Princípio de raciocínio filosófico/científico
Princípio de raciocínio filosófico/científicoLei de causa e efeito
Law of Cause and Effect
Não pare na correlação. Pergunte o que produziu o resultado, como ele o produziu e quais evidências diferenciam uma causa verdadeira de uma coincidência.
Popularidade
Utilidade
Nomes alternativos
Causalidade / Princípio da Causalidade / Princípio de Causa e Efeito / Princípio Causal
Domínios
Filosofia, lógica, ciência, psicologia, pensamento sistêmico, estatística, inferência causal, tomada de decisão
Definição
- A Lei de Causa e Efeito é o princípio geral de que eventos, resultados ou estados geralmente surgem de uma ou mais causas ou condições anteriores, ao invés de ocorrerem sem explicação.
Ideia central
- Os efeitos não aparecem isoladamente; eles são produzidos, influenciados ou tornam-se mais prováveis por causas.
- No uso prático, a regra significa: para entender um resultado, investigue quais condições, ações, mecanismos ou eventos ajudaram a produzi-lo.
Como funciona
- Identifique o efeito ou resultado.
- Procure por possíveis causas precedentes ou fatores contribuintes.
- Verifique se a causa veio antes do efeito.
- Procure um mecanismo plausível que ligue causa e efeito.
- Separe a verdadeira causalidade da mera correlação.
- Considere múltiplas causas, porque muitos resultados do mundo real são produzidos por vários fatores que interagem.
Exemplo de uso
- Se uma equipe de software mudar seu processo de lançamento e os incidentes em produção diminuírem, a Lei de Causa e Efeito sugere perguntar se o novo processo contribuiu para a melhoria.
- No entanto, a equipe ainda deve verificar outras possíveis causas, como menos lançamentos, menor tráfego, melhor monitoramento ou mudanças no sistema não relacionadas.
Exemplo famoso
- Exemplo: A relação entre fumar e câncer de pulmão é um caso moderno de livro-texto de raciocínio causal apoiado por evidências convergentes.
- Por que se encaixa nesta regra: A afirmação não se baseia em uma coincidência, mas em mecanismos, observação repetida e amplo suporte epidemiológico.
Casos de uso / situações em que se aplica
- Investigando por que um problema aconteceu.

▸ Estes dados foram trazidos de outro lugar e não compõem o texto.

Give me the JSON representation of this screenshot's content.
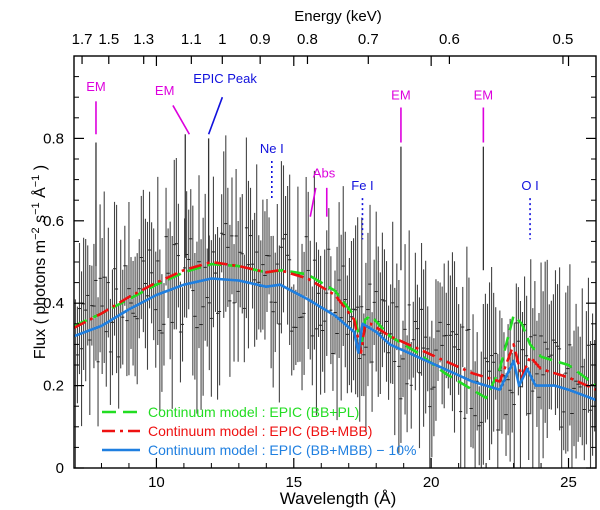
{
  "chart_data": {
    "type": "line",
    "xlabel": "Wavelength (Å)",
    "ylabel_parts": [
      "Flux ( photons m",
      "−2",
      " s",
      "−1",
      " Å",
      "−1",
      " )"
    ],
    "top_axis_label": "Energy (keV)",
    "xlim": [
      7,
      26
    ],
    "ylim": [
      0,
      1.0
    ],
    "x_ticks": [
      10,
      15,
      20,
      25
    ],
    "y_ticks": [
      0,
      0.2,
      0.4,
      0.6,
      0.8
    ],
    "top_ticks": [
      {
        "label": "1.7",
        "wavelength": 7.293
      },
      {
        "label": "1.5",
        "wavelength": 8.266
      },
      {
        "label": "1.3",
        "wavelength": 9.537
      },
      {
        "label": "1.1",
        "wavelength": 11.271
      },
      {
        "label": "1",
        "wavelength": 12.398
      },
      {
        "label": "0.9",
        "wavelength": 13.776
      },
      {
        "label": "0.8",
        "wavelength": 15.498
      },
      {
        "label": "0.7",
        "wavelength": 17.712
      },
      {
        "label": "0.6",
        "wavelength": 20.664
      },
      {
        "label": "0.5",
        "wavelength": 24.797
      }
    ],
    "series": [
      {
        "name": "Continuum model : EPIC (BB+PL)",
        "color": "#22dd22",
        "style": "dashed",
        "points": [
          [
            7,
            0.345
          ],
          [
            8,
            0.375
          ],
          [
            9,
            0.41
          ],
          [
            10,
            0.445
          ],
          [
            11,
            0.475
          ],
          [
            12,
            0.495
          ],
          [
            13,
            0.49
          ],
          [
            14,
            0.475
          ],
          [
            14.6,
            0.48
          ],
          [
            15.5,
            0.47
          ],
          [
            16.5,
            0.43
          ],
          [
            17.2,
            0.37
          ],
          [
            17.45,
            0.3
          ],
          [
            17.6,
            0.36
          ],
          [
            17.8,
            0.37
          ],
          [
            18.5,
            0.32
          ],
          [
            19.5,
            0.28
          ],
          [
            20.5,
            0.23
          ],
          [
            21.5,
            0.19
          ],
          [
            22,
            0.17
          ],
          [
            22.5,
            0.24
          ],
          [
            23,
            0.37
          ],
          [
            23.3,
            0.35
          ],
          [
            23.6,
            0.3
          ],
          [
            24,
            0.27
          ],
          [
            24.5,
            0.26
          ],
          [
            25,
            0.25
          ],
          [
            26,
            0.2
          ]
        ]
      },
      {
        "name": "Continuum model : EPIC (BB+MBB)",
        "color": "#ee1111",
        "style": "dashdot",
        "points": [
          [
            7,
            0.34
          ],
          [
            8,
            0.375
          ],
          [
            9,
            0.415
          ],
          [
            10,
            0.45
          ],
          [
            11,
            0.48
          ],
          [
            12,
            0.5
          ],
          [
            13,
            0.49
          ],
          [
            14,
            0.475
          ],
          [
            14.5,
            0.48
          ],
          [
            15.5,
            0.46
          ],
          [
            16.5,
            0.42
          ],
          [
            17.2,
            0.36
          ],
          [
            17.45,
            0.28
          ],
          [
            17.6,
            0.35
          ],
          [
            17.8,
            0.35
          ],
          [
            18.5,
            0.32
          ],
          [
            19.5,
            0.29
          ],
          [
            20.5,
            0.26
          ],
          [
            21.5,
            0.23
          ],
          [
            22.5,
            0.21
          ],
          [
            23,
            0.3
          ],
          [
            23.3,
            0.22
          ],
          [
            23.6,
            0.27
          ],
          [
            24,
            0.24
          ],
          [
            25,
            0.22
          ],
          [
            26,
            0.19
          ]
        ]
      },
      {
        "name": "Continuum model : EPIC (BB+MBB) − 10%",
        "color": "#1f7fe0",
        "style": "solid",
        "points": [
          [
            7,
            0.32
          ],
          [
            8,
            0.345
          ],
          [
            9,
            0.385
          ],
          [
            10,
            0.42
          ],
          [
            11,
            0.445
          ],
          [
            12,
            0.46
          ],
          [
            13,
            0.455
          ],
          [
            14,
            0.44
          ],
          [
            14.5,
            0.445
          ],
          [
            15.5,
            0.41
          ],
          [
            16.5,
            0.37
          ],
          [
            17.2,
            0.33
          ],
          [
            17.35,
            0.28
          ],
          [
            17.5,
            0.35
          ],
          [
            18,
            0.33
          ],
          [
            18.5,
            0.3
          ],
          [
            19.5,
            0.27
          ],
          [
            20.5,
            0.24
          ],
          [
            21.5,
            0.21
          ],
          [
            22.5,
            0.19
          ],
          [
            23,
            0.26
          ],
          [
            23.2,
            0.2
          ],
          [
            23.5,
            0.24
          ],
          [
            23.8,
            0.2
          ],
          [
            24.5,
            0.2
          ],
          [
            25,
            0.19
          ],
          [
            26,
            0.165
          ]
        ]
      }
    ],
    "annotations": [
      {
        "text": "EM",
        "color": "#dd00dd",
        "x": 7.8,
        "y_text": 0.915,
        "line": [
          [
            7.8,
            0.81
          ],
          [
            7.8,
            0.89
          ]
        ],
        "style": "solid"
      },
      {
        "text": "EM",
        "color": "#dd00dd",
        "x": 10.3,
        "y_text": 0.905,
        "line": [
          [
            10.6,
            0.88
          ],
          [
            11.2,
            0.81
          ]
        ],
        "style": "solid"
      },
      {
        "text": "EPIC Peak",
        "color": "#1111dd",
        "x": 12.5,
        "y_text": 0.935,
        "line": [
          [
            12.4,
            0.9
          ],
          [
            11.9,
            0.81
          ]
        ],
        "style": "solid"
      },
      {
        "text": "Ne I",
        "color": "#1111dd",
        "x": 14.2,
        "y_text": 0.765,
        "line": [
          [
            14.2,
            0.745
          ],
          [
            14.2,
            0.655
          ]
        ],
        "style": "dotted"
      },
      {
        "text": "Abs",
        "color": "#dd00dd",
        "x": 16.1,
        "y_text": 0.705,
        "line": [
          [
            15.8,
            0.68
          ],
          [
            15.6,
            0.61
          ],
          [
            16.2,
            0.68
          ],
          [
            16.2,
            0.61
          ]
        ],
        "style": "solid"
      },
      {
        "text": "Fe I",
        "color": "#1111dd",
        "x": 17.5,
        "y_text": 0.675,
        "line": [
          [
            17.5,
            0.655
          ],
          [
            17.5,
            0.555
          ]
        ],
        "style": "dotted"
      },
      {
        "text": "EM",
        "color": "#dd00dd",
        "x": 18.9,
        "y_text": 0.895,
        "line": [
          [
            18.9,
            0.875
          ],
          [
            18.9,
            0.79
          ]
        ],
        "style": "solid"
      },
      {
        "text": "EM",
        "color": "#dd00dd",
        "x": 21.9,
        "y_text": 0.895,
        "line": [
          [
            21.9,
            0.875
          ],
          [
            21.9,
            0.79
          ]
        ],
        "style": "solid"
      },
      {
        "text": "O I",
        "color": "#1111dd",
        "x": 23.6,
        "y_text": 0.675,
        "line": [
          [
            23.6,
            0.655
          ],
          [
            23.6,
            0.555
          ]
        ],
        "style": "dotted"
      }
    ],
    "legend_placement": "bottom-left"
  }
}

- Análise de causa raiz em engenharia, operações e segurança.
- Explicação científica e teste de hipóteses.
- Compreendendo comportamento, hábitos e consequências.
- Avaliando os resultados de políticas, negócios ou produtos.
- Depuração de falhas em software ou sistemas.
- Aprendendo com erros e padrões repetidos.
Quando não usar / uso indevido comum
- Não presuma que, porque duas coisas acontecem juntas, uma tenha causado a outra.
- Não presuma que a primeira causa visível seja a única causa.
- Não ignore variáveis ocultas, fatores de confusão ou causalidade reversa.
- Não trate a regra como uma garantia mística de que cada resultado pessoal tenha uma causa moral simples.
- Não confunda a causalidade filosófica com a terceira lei do movimento de Newton; “para toda ação, há uma reação igual e oposta” é uma lei da física, não a mesma coisa que a Lei Geral de Causa e Efeito.
Origem
- Inventado por: Nenhum inventor único possui a ideia ampla de causa e efeito.
- Ano de invenção: Nenhum. O conceito é antigo e aparece na filosofia, ciência, religião e direito.
- País / contexto de origem: A linguagem da causalidade se desenvolveu em muitas tradições; a filosofia ocidental frequentemente aponta para Aristóteles e mais tarde Hume, mas a ideia é muito mais antiga e abrangente do que qualquer um desses pensadores.
Resumo prático
- Quando algo acontece, pergunte o que o produziu, mas verifique o vínculo causal antes de tirar conclusões.